Illusions show how ears can trick the eyes
Scientists have developed two new illusions that illustrate how sound can influence visual perception
Researchers from the California Institute of Technology have shown how hearing can affect visual perception through two new illusions.
The scientists illustrate a phenomenon called postdiction, where a later occurrence affects a person’s perception of an earlier event.
Study author, Noelle Stiles, explained that illusions are an interesting “window into the brain.”
“By investigating illusions, we can study the brain's decision-making process. For example, how does the brain determine reality with information from multiple senses that is at times noisy and conflicting?” she said.
When the brain is confronted with many stimuli that are at times conflicting, it makes assumptions, Dr Stiles shared.

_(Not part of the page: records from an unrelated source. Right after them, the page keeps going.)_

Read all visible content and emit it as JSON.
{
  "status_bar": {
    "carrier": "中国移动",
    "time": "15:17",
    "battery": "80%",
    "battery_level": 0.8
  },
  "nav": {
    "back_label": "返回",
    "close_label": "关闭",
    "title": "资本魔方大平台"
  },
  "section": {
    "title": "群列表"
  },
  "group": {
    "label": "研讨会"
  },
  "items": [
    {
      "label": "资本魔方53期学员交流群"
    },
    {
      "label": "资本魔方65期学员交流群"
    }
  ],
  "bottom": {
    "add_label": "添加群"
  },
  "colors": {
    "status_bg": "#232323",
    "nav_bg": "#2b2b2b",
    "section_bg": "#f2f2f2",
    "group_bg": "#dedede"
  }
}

“When these assumptions happen to be wrong, illusions can occur as the brain tries to make the best sense of a confusing situation,” she added.
The illusions developed as part of the research are called the Illusory Rabbit and the Invisible Rabbit.
In the first illusion, a short beep and quick flash occur almost simultaneously. This is followed by a beep, then a beep-flash.
Though only two flashes occur, most people perceive three flashes.
In the second illusion, three flashes and two beeps are shown. However, most people do not perceive the second flash, which is not accompanied by a sound.
The research is described in PLOS ONE.